2. Arsa niteliğindeki dava konusu taşınmaza 6745 sayılı Kanun'un 35 inci maddesi ile 2942 sayılı Kanun'a eklenen geçici 12 nci madde uyarınca uygulamanın tapuda tescil edildiği tarih değerlendirme tarihi olarak esas alınıp, emsal karşılaştırması sonucu tespit edilen bedelin, Türkiye İstatistik Kurumu tarafından açıklanan Yurt İçi Üretici Fiyat Endeksi tablosuna göre dava tarihine güncellenmesi suretiyle değer biçilmesinde bir isabetsizlik bulunmamaktadır.

3. 20.08.2016 tarihinde kabul edilerek 07.09.2016 tarihli ve 29824 sayılı Resmî Gazete'de yayımlanan 6745 sayılı Kanun'un 35 inci maddesi ile 2942 sayılı Kanun'a eklenen geçici 12 nci maddenin ikinci fıkrası ile getirilen; "Bu Kanunun geçici 6 ncı maddesinin üçüncü, yedinci, sekizinci ve on birinci fıkra hükümleri, bu madde kapsamındaki davalar ve icra takipleri için de uygulanır. Devam eden dava ve icra takipleri ise, bu madde hükümlerine göre sonuçlandırılır." düzenlemesi uyarınca vekâlet ücretinin maktu olarak hükmedilmemesi bozmayı gerektirir.

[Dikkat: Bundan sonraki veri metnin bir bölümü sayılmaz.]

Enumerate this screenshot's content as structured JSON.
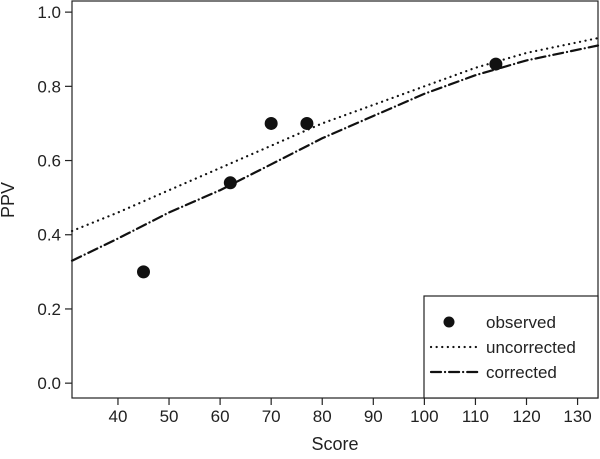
{
  "chart_data": {
    "type": "scatter",
    "title": "",
    "xlabel": "Score",
    "ylabel": "PPV",
    "xlim": [
      31,
      134
    ],
    "ylim": [
      -0.04,
      1.03
    ],
    "xticks": [
      40,
      50,
      60,
      70,
      80,
      90,
      100,
      110,
      120,
      130
    ],
    "yticks": [
      0.0,
      0.2,
      0.4,
      0.6,
      0.8,
      1.0
    ],
    "xtick_labels": [
      "40",
      "50",
      "60",
      "70",
      "80",
      "90",
      "100",
      "110",
      "120",
      "130"
    ],
    "ytick_labels": [
      "0.0",
      "0.2",
      "0.4",
      "0.6",
      "0.8",
      "1.0"
    ],
    "grid": false,
    "legend_position": "bottom-right",
    "series": [
      {
        "name": "observed",
        "kind": "points",
        "x": [
          45,
          62,
          70,
          77,
          114
        ],
        "y": [
          0.3,
          0.54,
          0.7,
          0.7,
          0.86
        ]
      },
      {
        "name": "uncorrected",
        "kind": "line",
        "style": "dotted",
        "x": [
          31,
          40,
          50,
          60,
          70,
          80,
          90,
          100,
          110,
          120,
          134
        ],
        "y": [
          0.41,
          0.46,
          0.52,
          0.58,
          0.64,
          0.7,
          0.75,
          0.8,
          0.85,
          0.89,
          0.93
        ]
      },
      {
        "name": "corrected",
        "kind": "line",
        "style": "dash-dot",
        "x": [
          31,
          40,
          50,
          60,
          70,
          80,
          90,
          100,
          110,
          120,
          134
        ],
        "y": [
          0.33,
          0.39,
          0.46,
          0.52,
          0.59,
          0.66,
          0.72,
          0.78,
          0.83,
          0.87,
          0.91
        ]
      }
    ]
  }
}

Ne var ki bu hatanın giderilmesi yeniden yargılama yapılmasını gerektirmediğinden 6100 Kanun'un geçici 3 üncü maddesi gereği yürürlükte bulunan 1086 sayılı Kanun’un 438 inci maddesinin yedinci fıkrası hükmü uyarınca Mahkeme kararının düzeltilerek onanması gerekir.

VI. KARAR

Açıklanan sebeplerle;

1. Davalı ... vekilinin diğer temyiz itirazlarının reddine,

2. Davalı ... vekilinin Mahkeme kararına yönelik temyiz itirazının kısmen kabulü ile Mahkeme kararının hüküm fıkrasının (5) numaralı bendinde yer alan "229.182,22" sayısının hükümden çıkartılmasına, yerine "9.200,00" sayısının yazılması suretiyle DÜZELTİLEREK ONANMASINA,

Davalı ... Başkanlığından peşin alınan temyiz harcının istenildiğinde iadesine,

28.03.2024 tarihinde oy birliğiyle karar verildi.